はめられた。確かにやばいの基準は人によって違う、僕が勝手に悪い点数だと想像してしまっただけだ。
「いや待って、確か富永さんは補習になりそうって言ったよね? それでこの点数なんだからやっぱりこれはずるだよ!」
「それはちょっと違うね~、あの時の私のセリフを思い出してごらん?」
『この前受けた数学の小テスト成績わるかったら補習なんだってさ』
『え、そうなの?』
『うん、私全然自信ないからやばいかも』
「私補習にかかりそうでやばいなんて言ってないよ?」
確かに言ってはいなかったけど……。
「ほらほら、言い訳ばかりしていないで今日のお昼よろしくね」
これ以上ごねても恐らく意味なさそうだ。ここはもう諦めて御馳走するしかないか……。
「いただきます!」
僕が不満そうな顔をしていると「何かあったのか」と信也が聞いてきた。
「ふふふ、英一君と数学の小テストの点数で勝負して私が勝ったからおごってもらったの」
嬉しそうに富永さんが説明する。それから細かい説明をすると信也が言い出した。
「英一、おまえそれはめられたんだよ」
「え?」
「最初に点数悪いから勝てると思っただろ? だが、実際彩香ちゃん自身は点数が良いのがわかっているから勝負を受けてしまった時点でおまえの負けは確定しているってことさ」
信也はどんまい、と僕の肩をぽんぽんと叩く。
「そゆこと。まあ英一君が数学の成績良いのは知ってたから、勝ち確とまではいかないけど六、七割は勝てるかなって思ってたよ」
「ごちそうさまー」
満足げに富永さんはこちらを見た。
「......」
「もしかして英一君怒ってる?」
「おいおい、負けて逆ギレは良くないぞ英一」
「別に怒ってないよ」
ここにきて信也まで煽りだしてきやがって。だが僕は断じて怒っているわけではない。ただ悔しいだけだ。そんなことを考えているうちにあることを思いついた。
「勝負だ」
「へ?」
唐突の発言に少し驚いた顔をする富永さん。
「次の定期テストでリベンジしてあげるよ」
その瞬間富永さんがニヤリと笑った。
「へー、意外に負けず嫌いなんだ。いいよ、受けてあげる。そうだな、じゃあ今度は夏休みにどこか遊びに行くときその経費を全部払って貰おうかな」
「次、払うのは富永さんだけどね」
僕はむきになってそうそう言い返す。
「へー、言うじゃない」
「お、面白そうだな! 今度は俺も入れてくれよ!」
「私もやる!」
信也と少し前にちょうどやってきた九条さんまでもが参加しようとしてくる。
これはまずい。四人分の旅費なんて僕には払えない。こうなったら意地でも負けるわけにはいかないな。
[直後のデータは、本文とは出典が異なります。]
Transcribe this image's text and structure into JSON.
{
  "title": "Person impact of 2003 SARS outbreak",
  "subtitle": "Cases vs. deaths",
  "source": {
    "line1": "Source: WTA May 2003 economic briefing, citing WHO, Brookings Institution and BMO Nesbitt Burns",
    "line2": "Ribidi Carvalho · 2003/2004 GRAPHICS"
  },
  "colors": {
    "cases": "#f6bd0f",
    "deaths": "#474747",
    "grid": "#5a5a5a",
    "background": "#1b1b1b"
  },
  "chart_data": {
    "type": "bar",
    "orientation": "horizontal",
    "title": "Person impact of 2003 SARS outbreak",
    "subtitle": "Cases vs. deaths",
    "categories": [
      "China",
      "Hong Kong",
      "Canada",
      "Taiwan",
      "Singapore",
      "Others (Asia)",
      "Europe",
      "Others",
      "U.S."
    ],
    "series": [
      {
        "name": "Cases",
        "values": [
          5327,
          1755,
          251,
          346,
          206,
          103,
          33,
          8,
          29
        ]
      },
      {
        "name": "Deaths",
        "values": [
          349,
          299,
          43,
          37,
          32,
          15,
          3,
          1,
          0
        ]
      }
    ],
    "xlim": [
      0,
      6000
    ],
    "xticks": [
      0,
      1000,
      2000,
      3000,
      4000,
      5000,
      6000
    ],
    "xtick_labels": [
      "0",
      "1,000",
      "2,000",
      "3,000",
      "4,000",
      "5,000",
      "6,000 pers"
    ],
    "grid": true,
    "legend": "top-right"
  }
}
「よし、じゃあ四人で勝負ね! 勝敗は七月にある定期テストの合計点を競う。最下位の人が夏休みにどこか遊びに行くときの経費を全額支払うということで!」
こうして、とんでもないイベントが決定してしまった。
四人の経費を払うことになると相当な額になる。これは絶対負けられない。
恐らくこの場にいる四人全員が同じことを考えていただろう。
第5話を読んでいただきありがとうございました。